Purpose: Myeloid-derived suppressor cells (MDSC) are a heterogeneous group of pathologically expanded myeloid cells with immunosuppressive activity. In human disease, three major MDSC subpopulations can be defined as monocytic (M-MDSC), granulocytic [polymorphonuclear-MDSC (PMN-MDSC)], and early stage (e-MDSC), which lacks myeloid lineage markers of the former two subsets. The purpose of this study was to determine and compare the immunosuppressive capacity and clinical relevance of each of these subsets in patients with solid cancer.

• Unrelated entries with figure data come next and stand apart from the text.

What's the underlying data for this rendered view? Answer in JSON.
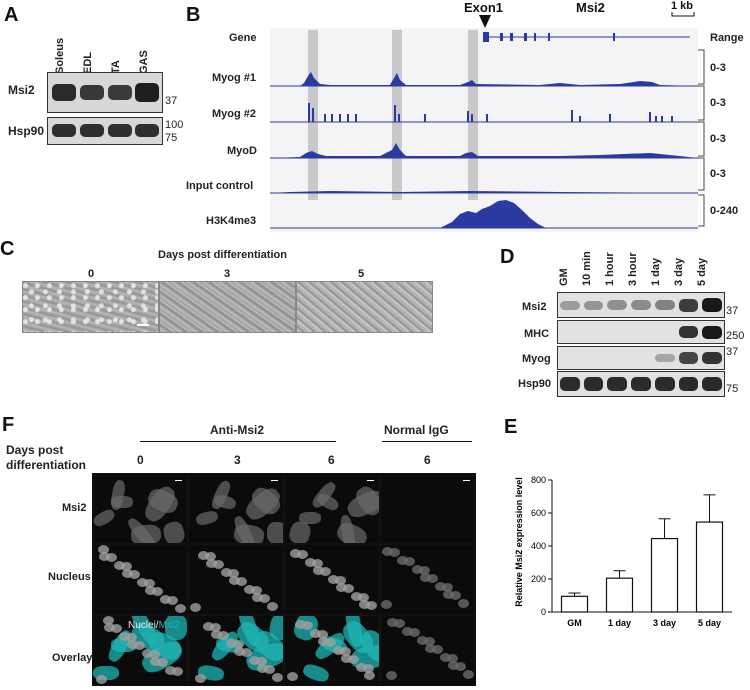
{
  "panels": {
    "A": "A",
    "B": "B",
    "C": "C",
    "D": "D",
    "E": "E",
    "F": "F"
  },
  "panelA": {
    "lanes": [
      "Soleus",
      "EDL",
      "TA",
      "GAS"
    ],
    "rows": [
      {
        "name": "Msi2",
        "markers": [
          "37"
        ]
      },
      {
        "name": "Hsp90",
        "markers": [
          "100",
          "75"
        ]
      }
    ]
  },
  "panelB": {
    "exon_label": "Exon1",
    "gene_name": "Msi2",
    "scale": "1 kb",
    "range_header": "Range",
    "tracks": [
      {
        "name": "Gene",
        "range": ""
      },
      {
        "name": "Myog #1",
        "range": "0-3"
      },
      {
        "name": "Myog #2",
        "range": "0-3"
      },
      {
        "name": "MyoD",
        "range": "0-3"
      },
      {
        "name": "Input control",
        "range": "0-3"
      },
      {
        "name": "H3K4me3",
        "range": "0-240"
      }
    ]
  },
  "panelC": {
    "title": "Days post differentiation",
    "days": [
      "0",
      "3",
      "5"
    ]
  },
  "panelD": {
    "lanes": [
      "GM",
      "10 min",
      "1 hour",
      "3 hour",
      "1 day",
      "3 day",
      "5 day"
    ],
    "rows": [
      {
        "name": "Msi2",
        "marker": "37",
        "levels": [
          0.25,
          0.3,
          0.32,
          0.35,
          0.4,
          0.8,
          1.0
        ]
      },
      {
        "name": "MHC",
        "marker": "250",
        "levels": [
          0,
          0,
          0,
          0,
          0,
          0.85,
          1.0
        ]
      },
      {
        "name": "Myog",
        "marker": "37",
        "levels": [
          0,
          0,
          0,
          0,
          0.2,
          0.75,
          0.85
        ]
      },
      {
        "name": "Hsp90",
        "marker": "75",
        "levels": [
          0.9,
          0.9,
          0.9,
          0.9,
          0.9,
          0.9,
          0.9
        ]
      }
    ]
  },
  "panelF": {
    "header_left": "Days post",
    "header_left2": "differentiation",
    "group1": "Anti-Msi2",
    "group2": "Normal IgG",
    "days": [
      "0",
      "3",
      "6",
      "6"
    ],
    "rows": [
      "Msi2",
      "Nucleus",
      "Overlay"
    ],
    "overlay_text_a": "Nuclei/",
    "overlay_text_b": "Msi2"
  },
  "chart_data": {
    "type": "bar",
    "categories": [
      "GM",
      "1 day",
      "3 day",
      "5 day"
    ],
    "values": [
      95,
      205,
      445,
      545
    ],
    "errors": [
      20,
      45,
      120,
      165
    ],
    "ylabel": "Relative Msi2 expression level",
    "ylim": [
      0,
      800
    ],
    "yticks": [
      0,
      200,
      400,
      600,
      800
    ]
  }
}
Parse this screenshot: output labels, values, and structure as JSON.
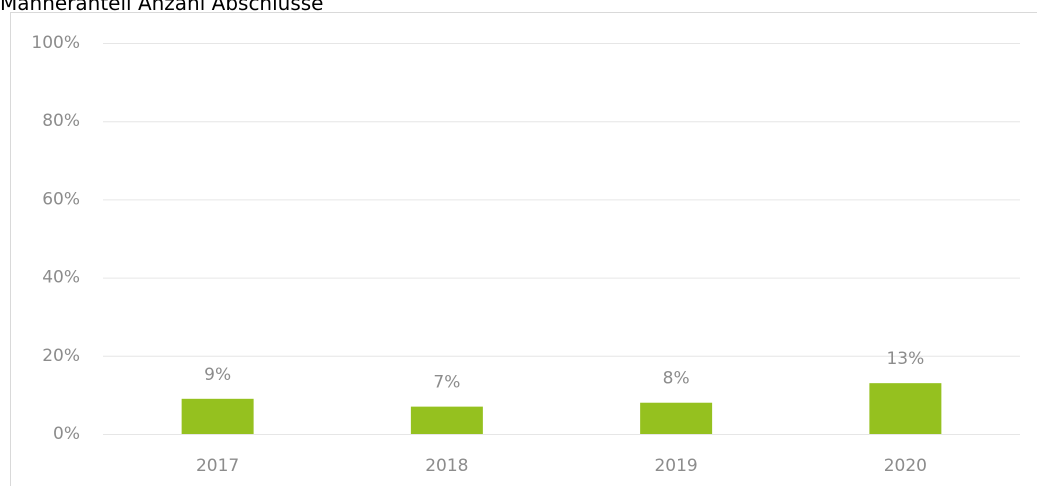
{
  "chart_data": {
    "type": "bar",
    "title": "Männeranteil Anzahl Abschlüsse",
    "categories": [
      "2017",
      "2018",
      "2019",
      "2020"
    ],
    "values": [
      9,
      7,
      8,
      13
    ],
    "value_labels": [
      "9%",
      "7%",
      "8%",
      "13%"
    ],
    "color": "#95c11f",
    "ylim": [
      0,
      100
    ],
    "yticks": [
      {
        "value": 0,
        "label": "0%"
      },
      {
        "value": 20,
        "label": "20%"
      },
      {
        "value": 40,
        "label": "40%"
      },
      {
        "value": 60,
        "label": "60%"
      },
      {
        "value": 80,
        "label": "80%"
      },
      {
        "value": 100,
        "label": "100%"
      }
    ],
    "grid": true
  }
}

Experimental Design: The frequency of MDSC subsets in the peripheral blood was determined by flow cytometry in a cohort of 49 patients with advanced head and neck cancer (HNC) and 22 patients with urological cancers. Sorted and purified MDSC subsets were tested in vitro for their T-cell–suppressive capacity. Frequency of circulating MDSC was correlated with overall survival of patients with HNC.

Results: A high frequency of PMN-MDSC most strongly correlated with poor overall survival in HNC. T-cell–suppressive activity was higher in PMN-MDSC compared with M-MDSC and e-MDSC. A subset of CD66b⁺/CD11b⁺/CD16⁺ mature PMN-MDSC displayed high expression and activity of arginase I, and was superior to the other subsets in suppressing proliferation and cytokine production of T cells in both cancer types. High levels of this CD11b⁺/CD16⁺ PMN-MDSC, but not other PMN-MDSC subsets, strongly correlated with adverse outcome in HNC.

Conclusions: A subset of mature CD11b⁺/CD16⁺ PMN-MDSC was identified as the MDSC subset with the strongest immunosuppressive activity and the highest clinical relevance. Clin Cancer Res; 24(19); 4834–44. ©2018 AACR.